Capítulo III: Latido en fuga
Las guardianas del rito tomaron sus lugares, con la solemnidad de quienes conocen los gestos que hacen girar los astros, los engranajes ocultos que dominan las almas. Se acercaron al agua, y el manantial las recibió con reflejos serenos, exactos, como si la piedra y la lluvia reconocieran en ellas una promesa cumplida.
Pero una de ellas no se movió.
Permanecía entre las sombras, con la mirada anclada al borde del estanque. Sabía que algo le aguardaba en la profundidad. No era miedo.Tampoco duda. Era una certeza callada, la raíz de romero en el centro del pecho.

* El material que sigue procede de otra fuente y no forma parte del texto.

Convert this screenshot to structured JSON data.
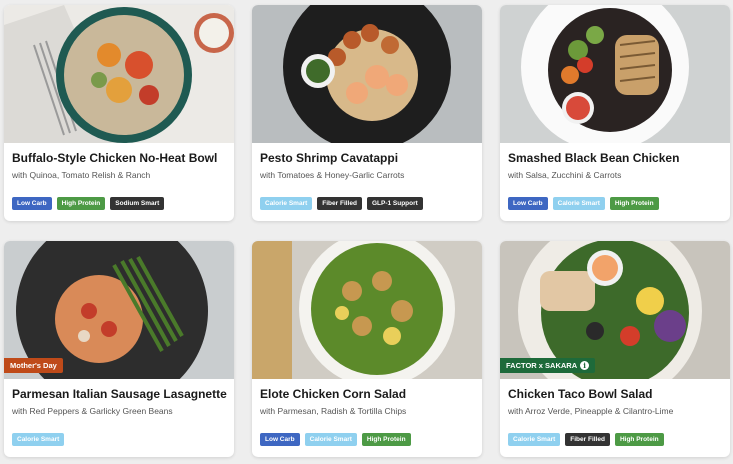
{
  "meals": [
    {
      "title": "Buffalo-Style Chicken No-Heat Bowl",
      "subtitle": "with Quinoa, Tomato Relish & Ranch",
      "tags": [
        "Low Carb",
        "High Protein",
        "Sodium Smart"
      ]
    },
    {
      "title": "Pesto Shrimp Cavatappi",
      "subtitle": "with Tomatoes & Honey-Garlic Carrots",
      "tags": [
        "Calorie Smart",
        "Fiber Filled",
        "GLP-1 Support"
      ]
    },
    {
      "title": "Smashed Black Bean Chicken",
      "subtitle": "with Salsa, Zucchini & Carrots",
      "tags": [
        "Low Carb",
        "Calorie Smart",
        "High Protein"
      ]
    },
    {
      "title": "Parmesan Italian Sausage Lasagnette",
      "subtitle": "with Red Peppers & Garlicky Green Beans",
      "tags": [
        "Calorie Smart"
      ],
      "ribbon": "Mother's Day"
    },
    {
      "title": "Elote Chicken Corn Salad",
      "subtitle": "with Parmesan, Radish & Tortilla Chips",
      "tags": [
        "Low Carb",
        "Calorie Smart",
        "High Protein"
      ]
    },
    {
      "title": "Chicken Taco Bowl Salad",
      "subtitle": "with Arroz Verde, Pineapple & Cilantro-Lime",
      "tags": [
        "Calorie Smart",
        "Fiber Filled",
        "High Protein"
      ],
      "ribbon": "FACTOR x SAKARA"
    }
  ],
  "tag_colors": {
    "Low Carb": "#3e67c2",
    "High Protein": "#4d9a45",
    "Sodium Smart": "#333333",
    "Calorie Smart": "#8fd0ef",
    "Fiber Filled": "#333333",
    "GLP-1 Support": "#333333"
  },
  "icons": {
    "ribbon_info": "info-icon"
  }
}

Solo cuando el silencio se hizo demasiado largo, dio un paso al frente. Se inclinó.
Y el manantial olvidó su reflejo. No emergió imagen alguna. Solo un temblor en la superficie, como si el agua recordara algo que nadie más podía ver.
Un murmullo recorrió el círculo.
Las más ancianas bajaron la vista.
Un susurro antiguo se escurrió entre los labios de un sabio:
—Quien mira al fondo, despierta al origen.
Desde el otro extremo del claro, uno de los recién llegados se adelantó.
No hacia ella. Hacia el agua.
Y entonces, por primera vez, el manantial encendió un reflejo nuevo:
Dos llamas en espejo. Una del sol. Otra de la luna.
Y el viento de la cumbre cambió de dirección.